Berbekal 160 tahun jurnalisme independen yang berani dan luar biasa, mandat kami saat ini tetap sama seperti ketika abolisionis pertama kali didirikan Bangsa—untuk menjunjung tinggi prinsip-prinsip demokrasi dan kebebasan, berfungsi sebagai mercusuar melalui hari-hari perlawanan tergelap, dan untuk membayangkan dan berjuang untuk masa depan yang lebih cerah.

Hari gelap, kekuatan yang disusun ulet, tetapi seperti yang terlambat Bangsa Anggota dewan editorial Toni Morrison menulis, “Tidak! Inilah tepatnya waktu ketika seniman pergi bekerja. Tidak ada waktu untuk putus asa, tidak ada tempat untuk mengasihani diri sendiri, tidak perlu diam, tidak ada ruang untuk ketakutan. Kami berbicara, kami menulis, kami melakukan bahasa. Begitulah cara peradaban menyembuhkan.”

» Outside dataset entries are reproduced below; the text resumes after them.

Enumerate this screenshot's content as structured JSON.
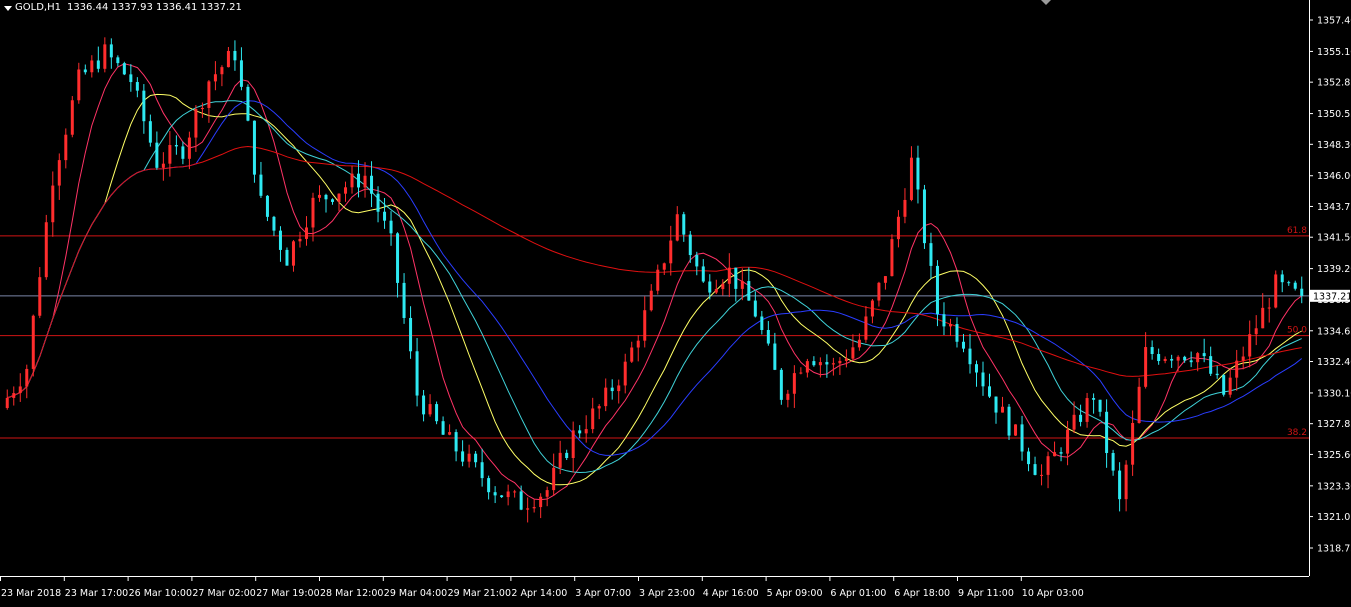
{
  "header": {
    "symbol": "GOLD,H1",
    "ohlc": "1336.44 1337.93 1336.41 1337.21"
  },
  "colors": {
    "background": "#000000",
    "axis": "#ffffff",
    "bull_candle": "#ff2d2d",
    "bear_candle": "#2ee9f2",
    "fib_line": "#d11414",
    "bid_line": "#7b86a8",
    "ma_fast": "#ff3366",
    "ma_mid": "#ffff66",
    "ma_slow": "#3fd2d8",
    "ma_slower": "#2a3dff",
    "ma_200": "#e01010"
  },
  "chart_data": {
    "type": "candlestick",
    "symbol": "GOLD",
    "timeframe": "H1",
    "last_price": "1337.21",
    "y_ticks": [
      "1357.40",
      "1355.10",
      "1352.85",
      "1350.55",
      "1348.30",
      "1346.00",
      "1343.75",
      "1341.50",
      "1339.20",
      "1336.95",
      "1334.65",
      "1332.40",
      "1330.10",
      "1327.85",
      "1325.60",
      "1323.30",
      "1321.05",
      "1318.75"
    ],
    "ylim": [
      1318.3,
      1358.5
    ],
    "x_ticks": [
      "23 Mar 2018",
      "23 Mar 17:00",
      "26 Mar 10:00",
      "27 Mar 02:00",
      "27 Mar 19:00",
      "28 Mar 12:00",
      "29 Mar 04:00",
      "29 Mar 21:00",
      "2 Apr 14:00",
      "3 Apr 07:00",
      "3 Apr 23:00",
      "4 Apr 16:00",
      "5 Apr 09:00",
      "6 Apr 01:00",
      "6 Apr 18:00",
      "9 Apr 11:00",
      "10 Apr 03:00"
    ],
    "fib_levels": [
      {
        "label": "61.8",
        "price": 1341.6
      },
      {
        "label": "50.0",
        "price": 1334.3
      },
      {
        "label": "38.2",
        "price": 1326.8
      }
    ],
    "anchor_prices": [
      1329,
      1332,
      1346,
      1353,
      1355,
      1353,
      1347,
      1348,
      1353,
      1355,
      1344,
      1340,
      1344,
      1345,
      1346,
      1341,
      1330,
      1327,
      1325,
      1323,
      1322,
      1323,
      1327,
      1329,
      1332,
      1337,
      1343,
      1338,
      1339,
      1336,
      1330,
      1333,
      1332,
      1334,
      1339,
      1347,
      1336,
      1334,
      1330,
      1327,
      1324,
      1327,
      1330,
      1322,
      1333,
      1333,
      1333,
      1330,
      1334,
      1338,
      1337
    ]
  }
}
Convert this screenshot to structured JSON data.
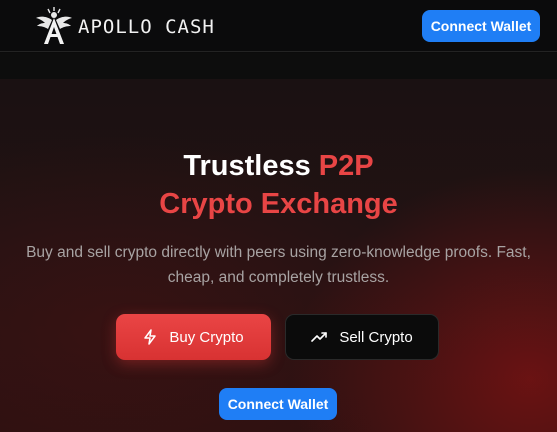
{
  "header": {
    "brand": "APOLLO CASH",
    "logo_icon": "winged-a-logo-icon",
    "connect_label": "Connect Wallet"
  },
  "hero": {
    "title_part1": "Trustless ",
    "title_accent": "P2P",
    "title_line2": "Crypto Exchange",
    "subtitle_line1": "Buy and sell crypto directly with peers using zero-knowledge proofs. Fast,",
    "subtitle_line2": "cheap, and completely trustless.",
    "buy_label": "Buy Crypto",
    "buy_icon": "lightning-icon",
    "sell_label": "Sell Crypto",
    "sell_icon": "trending-up-icon",
    "connect_label": "Connect Wallet"
  },
  "colors": {
    "accent_red": "#e84545",
    "primary_blue": "#1f7ef5",
    "background": "#0b0b0b"
  }
}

Saya mendesak Anda untuk berdiri bersama Bangsa dan menyumbang hari ini.

Seterusnya

Katrina vanden Heuvel
Direktur Editorial dan Penerbit, Bangsa

Darryl Li

Darryl Li adalah seorang antropolog dan pengacara yang mengajar di Universitas Chicago dan penulis “Anti-Palestina di Inti: Asal-usul dan Bahaya yang Berkembang dari Hukum Anti-Terorisme AS,” sebuah laporan yang diterbitkan oleh Palestine Legal dan Center for Constitutional Rights.